— Полагаю, это мог сделать Доул, — сказал Эскил, с трудом выговаривая слова. — После того как мы закончили разговор о…
— О ком? — строго потребовал Майкл, когда рыцарь умолк.
— О человеке по имени Куртене. Он был убит при Пуатье ударом в спину собственным мечом. Мы с Доулом обсуждали это, потому что Лимбери убили таким же образом и тем же самым оружием.
Бартоломью нахмурился:
— Куртене убили французы?
Эскил прикусил нижнюю губу.
— Не уверен в этом. Лимбери, Уильям, Доул и я видели его после битвы целым и невредимым, поскольку он почти все время просидел в кустах под забором. Это было проявлением трусости, но не все люди годятся для войны.
— Мне тоже очень хотелось спрятаться под кустом при Пуатье, — откровенно признался Бартоломью, — но я этого не сделал. Было бы несправедливо оставлять своих друзей во время сражения.
— Очевидно, так думал кто-то еще, — заключил Эскил. — Я ни минуты не сомневаюсь, что Куртене убил англичанин. К моменту его смерти все французы были окружены и уничтожены. А потом, как вчера рассказал сам Уильям, мы нашли этот меч в теле покойного Куртене и стали тянуть жребий. Оружие досталось Лимбери.
— Означает ли это, что Куртене погиб от руки Лимбери?
— Возможно. Знаю только то, что ни я, ни Уильям его не убивали. Если бы Уильям убил Куртене, то он уже не выпустил бы из рук этот меч, потому как безумно хотел получить его. Думаю, этого парня убил либо Лимбери, либо Доул, хотя у меня нет абсолютно никаких доказательств на этот счет.
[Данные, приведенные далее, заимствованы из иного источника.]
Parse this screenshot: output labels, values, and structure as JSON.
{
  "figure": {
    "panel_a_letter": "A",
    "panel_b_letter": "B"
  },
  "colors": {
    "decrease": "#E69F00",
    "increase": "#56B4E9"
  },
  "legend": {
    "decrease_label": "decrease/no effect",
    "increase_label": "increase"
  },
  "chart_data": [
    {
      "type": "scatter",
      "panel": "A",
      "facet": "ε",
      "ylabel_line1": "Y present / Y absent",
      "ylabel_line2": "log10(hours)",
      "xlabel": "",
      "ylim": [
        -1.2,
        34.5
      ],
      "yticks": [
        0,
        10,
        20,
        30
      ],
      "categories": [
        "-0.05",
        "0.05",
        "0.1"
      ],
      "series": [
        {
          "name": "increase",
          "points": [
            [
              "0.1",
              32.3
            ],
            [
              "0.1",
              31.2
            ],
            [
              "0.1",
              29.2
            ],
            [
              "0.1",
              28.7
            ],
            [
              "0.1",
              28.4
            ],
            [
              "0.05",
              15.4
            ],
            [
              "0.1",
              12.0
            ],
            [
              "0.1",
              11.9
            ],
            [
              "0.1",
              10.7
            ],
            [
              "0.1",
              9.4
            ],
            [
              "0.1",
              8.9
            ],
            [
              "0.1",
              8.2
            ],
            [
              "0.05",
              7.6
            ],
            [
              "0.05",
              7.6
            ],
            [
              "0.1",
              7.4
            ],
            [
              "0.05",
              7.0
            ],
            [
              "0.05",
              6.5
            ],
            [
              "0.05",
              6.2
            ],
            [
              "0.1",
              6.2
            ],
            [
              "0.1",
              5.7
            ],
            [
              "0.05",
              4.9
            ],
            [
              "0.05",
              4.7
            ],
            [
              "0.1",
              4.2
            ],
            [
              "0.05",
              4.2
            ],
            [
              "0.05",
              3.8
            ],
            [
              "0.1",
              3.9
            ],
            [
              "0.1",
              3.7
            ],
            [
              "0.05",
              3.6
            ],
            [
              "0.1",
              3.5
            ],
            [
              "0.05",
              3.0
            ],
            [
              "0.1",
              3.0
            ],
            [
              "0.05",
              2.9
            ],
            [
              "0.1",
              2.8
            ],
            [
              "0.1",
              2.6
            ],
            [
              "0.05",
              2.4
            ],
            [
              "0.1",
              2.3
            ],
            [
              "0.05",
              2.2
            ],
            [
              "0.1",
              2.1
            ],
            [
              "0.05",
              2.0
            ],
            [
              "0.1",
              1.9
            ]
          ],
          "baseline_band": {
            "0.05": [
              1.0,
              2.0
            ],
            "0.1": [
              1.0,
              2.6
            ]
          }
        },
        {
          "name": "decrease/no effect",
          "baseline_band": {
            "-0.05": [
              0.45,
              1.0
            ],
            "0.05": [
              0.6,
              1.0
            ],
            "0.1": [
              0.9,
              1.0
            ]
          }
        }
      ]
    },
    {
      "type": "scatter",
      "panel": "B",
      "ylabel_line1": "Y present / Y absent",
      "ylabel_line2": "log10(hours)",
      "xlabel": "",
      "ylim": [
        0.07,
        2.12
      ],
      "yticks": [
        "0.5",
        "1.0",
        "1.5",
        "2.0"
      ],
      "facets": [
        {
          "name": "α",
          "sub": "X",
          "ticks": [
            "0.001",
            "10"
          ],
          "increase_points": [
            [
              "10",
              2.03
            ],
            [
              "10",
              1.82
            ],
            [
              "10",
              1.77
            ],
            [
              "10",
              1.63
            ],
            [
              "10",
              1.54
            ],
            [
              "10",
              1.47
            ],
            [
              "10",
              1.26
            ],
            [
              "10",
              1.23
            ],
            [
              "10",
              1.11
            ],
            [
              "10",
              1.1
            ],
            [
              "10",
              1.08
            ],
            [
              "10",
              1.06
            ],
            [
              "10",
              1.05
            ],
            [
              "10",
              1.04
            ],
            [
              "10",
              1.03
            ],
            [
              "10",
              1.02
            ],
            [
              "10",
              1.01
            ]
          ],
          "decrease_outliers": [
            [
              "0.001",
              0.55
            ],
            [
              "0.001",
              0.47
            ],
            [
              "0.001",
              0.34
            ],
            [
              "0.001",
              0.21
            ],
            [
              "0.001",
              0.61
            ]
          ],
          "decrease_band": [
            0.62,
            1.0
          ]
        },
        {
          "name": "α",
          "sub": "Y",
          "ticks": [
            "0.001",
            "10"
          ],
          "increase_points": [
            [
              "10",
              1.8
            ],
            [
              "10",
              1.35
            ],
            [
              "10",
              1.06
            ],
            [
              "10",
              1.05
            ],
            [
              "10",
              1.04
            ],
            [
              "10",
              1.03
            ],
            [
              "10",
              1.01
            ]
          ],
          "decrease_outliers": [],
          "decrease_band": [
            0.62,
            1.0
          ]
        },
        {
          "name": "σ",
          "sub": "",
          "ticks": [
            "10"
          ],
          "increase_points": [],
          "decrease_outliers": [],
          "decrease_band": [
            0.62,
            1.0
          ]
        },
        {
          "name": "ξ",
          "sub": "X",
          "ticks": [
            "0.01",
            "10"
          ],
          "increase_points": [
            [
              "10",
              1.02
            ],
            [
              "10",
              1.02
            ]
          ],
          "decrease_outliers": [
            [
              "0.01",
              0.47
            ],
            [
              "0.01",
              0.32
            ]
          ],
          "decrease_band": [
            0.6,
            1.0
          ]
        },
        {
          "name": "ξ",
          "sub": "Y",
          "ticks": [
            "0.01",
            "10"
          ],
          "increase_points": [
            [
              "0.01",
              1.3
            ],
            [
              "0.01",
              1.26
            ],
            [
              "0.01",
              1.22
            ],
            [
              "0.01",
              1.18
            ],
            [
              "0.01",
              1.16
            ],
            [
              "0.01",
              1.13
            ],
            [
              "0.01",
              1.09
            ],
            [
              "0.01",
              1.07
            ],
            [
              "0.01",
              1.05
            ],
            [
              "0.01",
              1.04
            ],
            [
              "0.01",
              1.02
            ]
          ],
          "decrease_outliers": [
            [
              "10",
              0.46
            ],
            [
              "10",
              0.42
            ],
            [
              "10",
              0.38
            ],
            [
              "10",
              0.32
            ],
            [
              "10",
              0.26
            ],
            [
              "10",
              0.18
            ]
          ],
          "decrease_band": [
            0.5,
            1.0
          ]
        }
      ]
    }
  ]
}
— Но вы по-прежнему остаетесь моим главным подозреваемым по делу об убийстве Лимбери, — откровенно заявил Майкл, с сожалением наблюдая за рыцарем, который снова заплакал. — Вы солгали нам насчет своего местонахождения во время совершения преступления, а по-настоящему невинные люди не прибегают к таким уловкам.
Эскил поднял на него заплаканное лицо.
— Вы хотите, чтобы я признал перед всеми этими людьми, что прятался от женщин? Да еще в присутствии Доула, который уже давно подозревал меня в неравнодушии к Уильяму? Я не убивал Лимбери, брат. Зачем мне это нужно?
— Затем, что, сделав Уильяма викарием, Лимбери оставил его в Иклтоне, — предположил Майкл. — А это уже грубое вмешательство в ваши взаимоотношения.
— Но Лимбери сам пригласил меня стать его бейлифом, — возразил Эскил. — Я тоже мог здесь остаться.
— Кстати, о бейлифе, — сказал Бартоломью, выглянув в открытую дверь. — Вот и Хог.
— Джеймс заболел, — громко оповестил Хог, без приглашения врываясь в дом. — Вы должны немедленно осмотреть его.
Джеймс лежал на деревянной скамье в доме хозяина поместья и тяжело дышал, хватая ртом воздух. Его лицо было ярко-красным, как заходящее солнце. Бартоломью сделал снадобье, которое обычно прописывал от холеры, вместе с небольшой дозой макового сиропа, чтобы успокоить его нервную систему. Затем тщательно вытер горячее тело парня смоченной в холодной воде тряпкой. Постепенно лицо Джеймса стало обретать нормальный вид, а дыхание выровнялось.